Hmmm ... which means I should probably try to de-couple the "3D experience" from the movie itself. I'm guessing that the current 3D tech is an outgrowth of the 3D "rides" at DisneyWorld, although this was "better" than the 3D in something like "It's Tough To Be A Bug" at the Animal Kingdom (although not attempting the tactile/scent aspects of that). Like those attractions, the 3D effects were produced via a very substantial pair of glasses (dead ringers for those worn by the late Roy Orbison) with slightly tinted lenses (not blue/red but some sort of fine mesh ? that looks holographic if you look through them into a mirror). Frankly, the 3D effects were "coolest" on the intro credits for the technology itself ... there was also a Donald Duck cartoon from the 1950's that had been done for a previous 3D system, and this was "the first time seen in theaters in over 50 years". Being a 3D movie (I wonder if these bits got cut from the non-3D version?) there were the classic "stuff flying at the screen" shots, and a lot of stuff whooshing around to play up the effect.
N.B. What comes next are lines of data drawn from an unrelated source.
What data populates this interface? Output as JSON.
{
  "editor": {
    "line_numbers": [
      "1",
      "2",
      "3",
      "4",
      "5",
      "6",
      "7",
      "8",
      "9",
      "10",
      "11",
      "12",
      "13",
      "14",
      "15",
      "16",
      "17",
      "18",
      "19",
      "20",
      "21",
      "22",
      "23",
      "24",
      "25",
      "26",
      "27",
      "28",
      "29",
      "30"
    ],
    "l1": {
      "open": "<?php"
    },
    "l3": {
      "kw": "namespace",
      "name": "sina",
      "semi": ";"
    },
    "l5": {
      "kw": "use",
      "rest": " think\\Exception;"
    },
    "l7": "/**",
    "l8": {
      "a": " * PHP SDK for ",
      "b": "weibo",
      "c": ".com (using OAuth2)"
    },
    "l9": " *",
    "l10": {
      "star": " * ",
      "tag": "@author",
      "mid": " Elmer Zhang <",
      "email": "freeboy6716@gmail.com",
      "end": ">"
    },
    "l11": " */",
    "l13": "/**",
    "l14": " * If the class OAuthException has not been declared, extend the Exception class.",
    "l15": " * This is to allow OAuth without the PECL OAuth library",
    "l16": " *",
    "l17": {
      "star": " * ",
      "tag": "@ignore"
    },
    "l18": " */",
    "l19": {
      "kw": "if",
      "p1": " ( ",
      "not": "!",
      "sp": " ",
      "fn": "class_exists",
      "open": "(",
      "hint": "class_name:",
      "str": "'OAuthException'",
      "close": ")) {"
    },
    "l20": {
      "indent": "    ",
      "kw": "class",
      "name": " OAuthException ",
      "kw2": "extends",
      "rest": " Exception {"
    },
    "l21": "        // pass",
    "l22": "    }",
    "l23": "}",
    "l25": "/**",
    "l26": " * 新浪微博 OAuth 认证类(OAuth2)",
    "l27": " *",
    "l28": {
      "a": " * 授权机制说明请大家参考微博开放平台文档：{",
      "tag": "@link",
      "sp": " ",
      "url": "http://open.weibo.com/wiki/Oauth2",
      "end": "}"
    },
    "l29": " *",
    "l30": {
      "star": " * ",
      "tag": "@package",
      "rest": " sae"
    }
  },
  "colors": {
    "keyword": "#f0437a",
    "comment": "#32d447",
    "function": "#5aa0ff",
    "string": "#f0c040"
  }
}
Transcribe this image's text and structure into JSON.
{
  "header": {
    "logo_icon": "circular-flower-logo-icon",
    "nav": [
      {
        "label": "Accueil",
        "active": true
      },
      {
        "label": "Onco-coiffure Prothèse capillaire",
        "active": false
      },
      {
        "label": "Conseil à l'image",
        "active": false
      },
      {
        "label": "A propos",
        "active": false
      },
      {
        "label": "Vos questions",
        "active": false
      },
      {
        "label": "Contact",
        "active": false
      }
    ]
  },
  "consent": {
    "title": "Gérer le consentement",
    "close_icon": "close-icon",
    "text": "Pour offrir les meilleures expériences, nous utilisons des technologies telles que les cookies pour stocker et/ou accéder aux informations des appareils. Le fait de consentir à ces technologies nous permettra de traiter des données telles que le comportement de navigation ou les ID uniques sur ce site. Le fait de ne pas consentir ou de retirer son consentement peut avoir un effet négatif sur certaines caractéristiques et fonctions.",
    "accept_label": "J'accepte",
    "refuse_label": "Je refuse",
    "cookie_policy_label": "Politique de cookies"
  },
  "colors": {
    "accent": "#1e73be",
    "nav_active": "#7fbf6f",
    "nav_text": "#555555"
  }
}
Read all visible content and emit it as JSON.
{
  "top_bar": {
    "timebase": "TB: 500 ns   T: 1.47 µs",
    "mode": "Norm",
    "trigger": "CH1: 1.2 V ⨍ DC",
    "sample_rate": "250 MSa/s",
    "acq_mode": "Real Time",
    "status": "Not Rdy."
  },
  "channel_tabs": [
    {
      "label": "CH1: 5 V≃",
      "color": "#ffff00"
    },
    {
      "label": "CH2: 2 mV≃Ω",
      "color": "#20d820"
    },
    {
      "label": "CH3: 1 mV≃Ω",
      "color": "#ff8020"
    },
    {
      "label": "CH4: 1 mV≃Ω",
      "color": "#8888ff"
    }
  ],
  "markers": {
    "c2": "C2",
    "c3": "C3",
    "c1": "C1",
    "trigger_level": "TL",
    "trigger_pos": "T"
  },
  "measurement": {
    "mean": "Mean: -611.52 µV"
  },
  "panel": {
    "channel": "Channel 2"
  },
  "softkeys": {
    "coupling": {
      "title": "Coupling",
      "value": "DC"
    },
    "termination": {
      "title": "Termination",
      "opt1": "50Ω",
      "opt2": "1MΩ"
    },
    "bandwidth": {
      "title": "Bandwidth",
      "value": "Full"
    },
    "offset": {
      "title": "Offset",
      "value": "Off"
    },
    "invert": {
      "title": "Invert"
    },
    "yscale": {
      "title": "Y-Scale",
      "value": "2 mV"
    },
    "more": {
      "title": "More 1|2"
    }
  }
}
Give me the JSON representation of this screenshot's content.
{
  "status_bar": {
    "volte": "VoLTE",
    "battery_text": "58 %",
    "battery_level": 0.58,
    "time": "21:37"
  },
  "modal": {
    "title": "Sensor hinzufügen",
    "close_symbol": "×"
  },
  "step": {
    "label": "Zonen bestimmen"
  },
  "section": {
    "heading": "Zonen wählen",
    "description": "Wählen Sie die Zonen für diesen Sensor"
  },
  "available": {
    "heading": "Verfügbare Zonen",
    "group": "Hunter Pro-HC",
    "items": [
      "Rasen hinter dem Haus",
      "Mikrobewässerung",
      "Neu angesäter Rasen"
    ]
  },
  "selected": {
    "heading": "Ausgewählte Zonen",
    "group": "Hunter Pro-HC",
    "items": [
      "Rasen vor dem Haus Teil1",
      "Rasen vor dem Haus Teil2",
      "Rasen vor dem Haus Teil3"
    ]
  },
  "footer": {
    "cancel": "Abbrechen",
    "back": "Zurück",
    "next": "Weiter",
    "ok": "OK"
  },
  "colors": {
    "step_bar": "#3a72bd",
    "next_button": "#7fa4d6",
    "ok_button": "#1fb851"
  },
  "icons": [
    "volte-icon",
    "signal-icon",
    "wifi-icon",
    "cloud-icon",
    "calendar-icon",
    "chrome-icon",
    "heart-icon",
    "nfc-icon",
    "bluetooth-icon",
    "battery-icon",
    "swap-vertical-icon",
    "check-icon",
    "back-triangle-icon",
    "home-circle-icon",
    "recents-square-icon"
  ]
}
As for the film itself, it was "OK" ... "The Robinsons" were an odd collection of strange types that the young protagonist is thrown into via a convoluted series of time travel incidents. Frankly, the "timeline" issues were worthy (?) of one of the more convoluted StarTrek Voyager episodes involving the "timeship Relativity", and there are several "temporal questions" that don't get tied up by the end. As such, it's a bit dicey outlining the plot, but it involves a brilliant orphan boy who must get his amazing invention to the science fair, and a character from the future who is trying to steal it for himself.

I liked this well enough, but felt that they could have expanded a bit more on the "family" characters and tied up some of the looser loose ends. The only "names" that I really recognized were Nicole Sullivan from MADtv, Adam West (TV's Batman), and Tom Selleck, none of whom were particularly voice-recognizable (Selleck was joked about in one scene).

For adults, hey, it's a fun sci-fi sort of thing ... and worth going for the 3D show ... but I'm not sure I'd say rush out and see this, especially in one of the non-3D presentations!